I’m going to die living, not just existing
Currently Listening to: Sister Christian by Night Ranger
Currently Reading: Wolf Speaker by Tamora Pierce
Current Projects: Plotting Summer Adventures
Current Countdowns: 3 days until the end of the semester is official
Tonight I shall do a post that’s more personal and maybe a bit less snarky. I don’t know though, lately I’m like the queen of snarky, which can probably get really annoying, but you are the ones who choose to read what I post here. So here goes.
I guess the first thing that popped into your head was not pleasant when you read the title of this post. But the point is that this post is about living life, not just existing. And I’ll explain quickly what brings this sort of revelation about. One of the last books we read in my Children’s Fantasy class was The Giver, by Lois Lowry, and it’s never been one of my favorite books. But if you don’t believe a book can touch you, then you are very mistaken. I can’t stand the book, but it touched me, it hit home. One of the messages in the book is that its better to die really living, than to merely exist on the planet for a while. And that message is sinking in as I also realize that next year will be my last year at Middle, my last year of college, and I have wasted it as I wasted high school. Those years are meant to bring experiences and memories, but I have missed that. So from now on I’m going to live.

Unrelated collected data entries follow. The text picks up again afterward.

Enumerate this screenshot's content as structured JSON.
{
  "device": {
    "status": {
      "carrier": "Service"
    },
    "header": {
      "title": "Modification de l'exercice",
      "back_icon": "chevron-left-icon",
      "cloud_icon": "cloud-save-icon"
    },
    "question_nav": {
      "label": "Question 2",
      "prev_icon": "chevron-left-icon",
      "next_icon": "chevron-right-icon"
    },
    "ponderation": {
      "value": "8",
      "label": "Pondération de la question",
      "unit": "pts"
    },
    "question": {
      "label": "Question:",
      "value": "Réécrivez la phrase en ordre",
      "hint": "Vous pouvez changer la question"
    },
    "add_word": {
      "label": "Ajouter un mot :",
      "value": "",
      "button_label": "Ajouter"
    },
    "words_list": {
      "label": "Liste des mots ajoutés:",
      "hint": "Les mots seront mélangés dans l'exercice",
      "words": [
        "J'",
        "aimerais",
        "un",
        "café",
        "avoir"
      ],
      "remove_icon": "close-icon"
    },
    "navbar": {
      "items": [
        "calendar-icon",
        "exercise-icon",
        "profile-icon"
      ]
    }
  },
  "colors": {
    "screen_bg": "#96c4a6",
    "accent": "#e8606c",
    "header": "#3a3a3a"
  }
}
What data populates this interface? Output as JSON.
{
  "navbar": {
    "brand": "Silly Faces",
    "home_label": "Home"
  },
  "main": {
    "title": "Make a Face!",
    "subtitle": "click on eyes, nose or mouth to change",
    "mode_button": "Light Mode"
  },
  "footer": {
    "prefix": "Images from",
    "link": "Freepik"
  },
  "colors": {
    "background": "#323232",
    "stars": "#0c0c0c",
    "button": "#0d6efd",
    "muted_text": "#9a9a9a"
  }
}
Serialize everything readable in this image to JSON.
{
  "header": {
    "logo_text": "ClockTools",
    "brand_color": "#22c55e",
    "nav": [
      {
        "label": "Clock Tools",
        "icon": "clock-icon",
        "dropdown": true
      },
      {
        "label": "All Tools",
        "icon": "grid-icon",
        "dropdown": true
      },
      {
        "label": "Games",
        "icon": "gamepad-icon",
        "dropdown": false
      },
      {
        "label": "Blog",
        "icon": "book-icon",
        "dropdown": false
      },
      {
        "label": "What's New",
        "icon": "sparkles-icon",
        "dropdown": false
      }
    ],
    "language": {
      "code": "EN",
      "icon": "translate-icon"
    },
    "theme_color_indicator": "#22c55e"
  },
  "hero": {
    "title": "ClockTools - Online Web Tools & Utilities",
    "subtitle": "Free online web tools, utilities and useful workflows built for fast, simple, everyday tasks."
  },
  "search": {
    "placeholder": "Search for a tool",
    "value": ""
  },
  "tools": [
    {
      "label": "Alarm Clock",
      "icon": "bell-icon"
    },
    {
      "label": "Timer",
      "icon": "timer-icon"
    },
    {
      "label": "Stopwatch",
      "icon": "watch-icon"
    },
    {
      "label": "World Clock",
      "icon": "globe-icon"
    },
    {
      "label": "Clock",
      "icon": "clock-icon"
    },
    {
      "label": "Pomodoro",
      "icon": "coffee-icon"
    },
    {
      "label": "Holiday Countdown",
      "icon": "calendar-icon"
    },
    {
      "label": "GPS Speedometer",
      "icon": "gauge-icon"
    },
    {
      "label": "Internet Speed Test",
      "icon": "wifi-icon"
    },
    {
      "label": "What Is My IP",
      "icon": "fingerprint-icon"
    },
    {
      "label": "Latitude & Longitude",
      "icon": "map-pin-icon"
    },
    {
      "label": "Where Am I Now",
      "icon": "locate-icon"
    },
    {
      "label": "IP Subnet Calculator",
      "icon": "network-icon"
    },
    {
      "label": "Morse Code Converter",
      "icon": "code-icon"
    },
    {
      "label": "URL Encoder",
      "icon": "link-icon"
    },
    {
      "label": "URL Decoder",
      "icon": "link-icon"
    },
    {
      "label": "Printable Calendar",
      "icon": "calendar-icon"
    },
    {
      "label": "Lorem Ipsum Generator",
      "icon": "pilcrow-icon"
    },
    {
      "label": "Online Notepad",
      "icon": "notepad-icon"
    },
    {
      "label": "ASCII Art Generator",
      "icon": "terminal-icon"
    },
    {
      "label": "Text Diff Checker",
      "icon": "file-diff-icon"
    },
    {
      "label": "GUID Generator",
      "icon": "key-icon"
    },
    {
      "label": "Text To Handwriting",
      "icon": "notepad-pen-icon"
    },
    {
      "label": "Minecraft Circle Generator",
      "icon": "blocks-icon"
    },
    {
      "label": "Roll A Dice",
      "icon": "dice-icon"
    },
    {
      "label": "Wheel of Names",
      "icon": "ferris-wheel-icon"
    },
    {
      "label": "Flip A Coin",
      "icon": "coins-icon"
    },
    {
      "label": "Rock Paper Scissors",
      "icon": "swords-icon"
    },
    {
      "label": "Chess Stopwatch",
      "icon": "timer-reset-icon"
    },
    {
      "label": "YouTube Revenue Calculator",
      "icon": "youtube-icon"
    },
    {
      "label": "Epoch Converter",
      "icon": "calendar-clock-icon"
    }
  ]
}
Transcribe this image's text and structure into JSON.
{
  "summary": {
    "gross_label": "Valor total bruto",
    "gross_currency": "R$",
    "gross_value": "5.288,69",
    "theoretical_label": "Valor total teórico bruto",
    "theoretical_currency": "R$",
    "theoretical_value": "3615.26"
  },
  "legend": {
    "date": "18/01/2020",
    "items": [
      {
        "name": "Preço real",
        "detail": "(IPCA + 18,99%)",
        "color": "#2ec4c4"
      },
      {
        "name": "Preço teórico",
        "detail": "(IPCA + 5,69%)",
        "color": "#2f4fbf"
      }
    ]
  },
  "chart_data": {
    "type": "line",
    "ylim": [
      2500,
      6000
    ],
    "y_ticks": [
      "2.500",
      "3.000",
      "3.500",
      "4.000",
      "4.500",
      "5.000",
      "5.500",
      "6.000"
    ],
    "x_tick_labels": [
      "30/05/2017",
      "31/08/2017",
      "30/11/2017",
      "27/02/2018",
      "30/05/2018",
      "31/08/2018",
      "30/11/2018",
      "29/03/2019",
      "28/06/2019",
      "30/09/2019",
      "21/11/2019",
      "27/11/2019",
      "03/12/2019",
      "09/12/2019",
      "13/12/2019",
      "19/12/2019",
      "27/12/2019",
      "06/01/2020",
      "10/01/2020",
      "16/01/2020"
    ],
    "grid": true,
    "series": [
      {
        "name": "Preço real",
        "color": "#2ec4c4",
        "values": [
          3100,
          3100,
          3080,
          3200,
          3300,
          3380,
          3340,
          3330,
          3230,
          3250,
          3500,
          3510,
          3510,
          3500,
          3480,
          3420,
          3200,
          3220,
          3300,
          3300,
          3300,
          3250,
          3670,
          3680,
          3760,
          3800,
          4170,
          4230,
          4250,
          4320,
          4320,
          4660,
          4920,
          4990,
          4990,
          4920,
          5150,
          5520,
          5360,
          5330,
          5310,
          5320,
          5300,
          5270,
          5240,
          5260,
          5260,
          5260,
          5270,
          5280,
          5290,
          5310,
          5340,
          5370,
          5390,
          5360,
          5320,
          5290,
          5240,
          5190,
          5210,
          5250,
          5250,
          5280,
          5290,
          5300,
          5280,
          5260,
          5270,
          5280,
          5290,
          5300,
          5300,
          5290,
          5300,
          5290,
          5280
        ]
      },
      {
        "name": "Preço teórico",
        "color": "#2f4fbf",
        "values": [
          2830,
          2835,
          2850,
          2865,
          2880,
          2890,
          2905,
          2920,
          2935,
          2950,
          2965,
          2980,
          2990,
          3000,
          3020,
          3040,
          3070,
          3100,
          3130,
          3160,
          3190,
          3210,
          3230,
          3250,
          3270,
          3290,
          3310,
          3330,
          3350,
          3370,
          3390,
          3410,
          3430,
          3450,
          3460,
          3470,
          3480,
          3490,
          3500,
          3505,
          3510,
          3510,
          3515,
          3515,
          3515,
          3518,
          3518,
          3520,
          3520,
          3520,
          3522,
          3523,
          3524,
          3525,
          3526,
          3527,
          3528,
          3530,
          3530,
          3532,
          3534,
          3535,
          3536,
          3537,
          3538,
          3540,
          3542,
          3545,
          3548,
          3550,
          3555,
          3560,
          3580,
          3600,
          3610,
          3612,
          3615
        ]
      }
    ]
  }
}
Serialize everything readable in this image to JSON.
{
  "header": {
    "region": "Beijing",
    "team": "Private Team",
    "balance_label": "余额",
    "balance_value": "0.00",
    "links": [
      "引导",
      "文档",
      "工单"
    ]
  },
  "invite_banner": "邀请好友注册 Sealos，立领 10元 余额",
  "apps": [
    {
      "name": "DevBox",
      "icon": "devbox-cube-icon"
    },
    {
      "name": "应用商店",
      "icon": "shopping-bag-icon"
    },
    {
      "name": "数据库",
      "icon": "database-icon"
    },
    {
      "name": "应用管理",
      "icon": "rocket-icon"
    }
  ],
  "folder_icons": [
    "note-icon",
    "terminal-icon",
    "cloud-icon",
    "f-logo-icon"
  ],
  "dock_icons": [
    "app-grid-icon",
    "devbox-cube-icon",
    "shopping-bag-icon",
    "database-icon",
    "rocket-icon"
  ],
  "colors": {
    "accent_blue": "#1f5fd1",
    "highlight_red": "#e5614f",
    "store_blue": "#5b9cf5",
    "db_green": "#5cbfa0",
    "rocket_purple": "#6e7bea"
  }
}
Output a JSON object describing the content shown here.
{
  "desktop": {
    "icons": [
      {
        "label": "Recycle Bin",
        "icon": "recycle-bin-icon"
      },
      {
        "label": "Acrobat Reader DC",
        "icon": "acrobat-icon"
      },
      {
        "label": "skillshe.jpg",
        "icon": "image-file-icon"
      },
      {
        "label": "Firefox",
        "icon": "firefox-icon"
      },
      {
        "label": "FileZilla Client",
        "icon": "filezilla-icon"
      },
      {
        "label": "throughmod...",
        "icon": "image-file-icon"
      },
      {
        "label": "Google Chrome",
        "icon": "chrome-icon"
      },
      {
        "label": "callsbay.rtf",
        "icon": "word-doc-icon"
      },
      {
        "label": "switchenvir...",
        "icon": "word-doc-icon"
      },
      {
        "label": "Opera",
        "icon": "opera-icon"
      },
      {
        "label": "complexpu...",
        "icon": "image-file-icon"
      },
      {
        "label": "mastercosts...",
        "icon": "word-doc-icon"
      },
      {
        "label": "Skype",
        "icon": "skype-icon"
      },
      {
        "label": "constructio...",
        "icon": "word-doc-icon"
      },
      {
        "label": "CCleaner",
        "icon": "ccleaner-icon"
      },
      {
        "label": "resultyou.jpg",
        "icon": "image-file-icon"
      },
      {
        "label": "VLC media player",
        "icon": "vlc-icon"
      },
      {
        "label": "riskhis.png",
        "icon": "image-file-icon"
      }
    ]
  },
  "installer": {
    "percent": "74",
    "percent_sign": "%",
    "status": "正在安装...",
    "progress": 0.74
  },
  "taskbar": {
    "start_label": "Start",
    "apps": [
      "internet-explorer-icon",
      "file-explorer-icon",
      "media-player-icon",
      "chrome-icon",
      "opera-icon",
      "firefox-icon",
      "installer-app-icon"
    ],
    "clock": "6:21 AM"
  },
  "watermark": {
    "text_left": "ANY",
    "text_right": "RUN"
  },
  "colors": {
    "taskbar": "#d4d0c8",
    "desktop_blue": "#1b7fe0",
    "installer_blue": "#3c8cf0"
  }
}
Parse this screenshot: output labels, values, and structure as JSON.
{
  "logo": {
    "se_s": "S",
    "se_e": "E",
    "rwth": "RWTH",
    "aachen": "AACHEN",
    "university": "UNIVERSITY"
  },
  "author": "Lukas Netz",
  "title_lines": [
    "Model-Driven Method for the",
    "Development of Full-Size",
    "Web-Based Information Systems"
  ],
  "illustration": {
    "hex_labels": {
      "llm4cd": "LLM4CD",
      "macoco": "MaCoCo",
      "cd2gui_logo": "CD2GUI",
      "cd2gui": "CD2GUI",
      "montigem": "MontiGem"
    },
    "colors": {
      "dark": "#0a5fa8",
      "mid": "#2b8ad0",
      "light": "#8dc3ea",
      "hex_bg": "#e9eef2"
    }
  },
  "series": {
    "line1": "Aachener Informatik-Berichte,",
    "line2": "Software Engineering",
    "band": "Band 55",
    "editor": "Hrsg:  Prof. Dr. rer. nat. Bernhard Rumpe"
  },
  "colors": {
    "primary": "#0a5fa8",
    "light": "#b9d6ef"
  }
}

That means that next year I’m going to go to parties and celebrate. I’m going to get healthy and lose the weight because I’ve only got this one body to use. I’m going to stop stressing about the small things and relax. I’m going to convince Spoony that we need to spend these years before marriage really experiencing life before we settle down. I don’t want to be old and withered and looking back to say “We wasted those years. We could’ve been so happy; we could’ve had so many memories. But we threw it all out.” I want to look back and know I lived each moment for all it was worth. There’s a quote by Mother Theresa in my Words to Live by widget. “Yesterday is gone. Tomorrow has not yet come. We have only today. Let us begin.” That means that the past is over, we are not promised tomorrow, so all we really have is today, we must live it for all we can. It does not matter that the ending may not be happily ever after. It isn’t important that we have a fairy tale. In Everafter, the last lines of the movie are very powerful to me. “By then, the truth of their romance had been reduced to a simple fairy tale. And, while Cinderella and her prince did live happily ever after, the point, gentlemen, is that they lived.” You see I’ve long sinced stopped believing in fairy tales and happily ever afters, but I know that the important thing is that I live.
I’m going to make my mark on this world; I’ll leave behind a legacy. I’m going to do great things with my life. I’m going to enjoy what I have and not worry about what I don’t have. I’m not going to let things stop me from living, even if it means everything has to change. This time has come for me to live. Standing in front of the mirror the other day I realized just how sad and boring I’d become, and I intend to change that. I’ve got one life to live, and I won’t get another. So I’m going live it, really live it all. My life will no longer pass me by.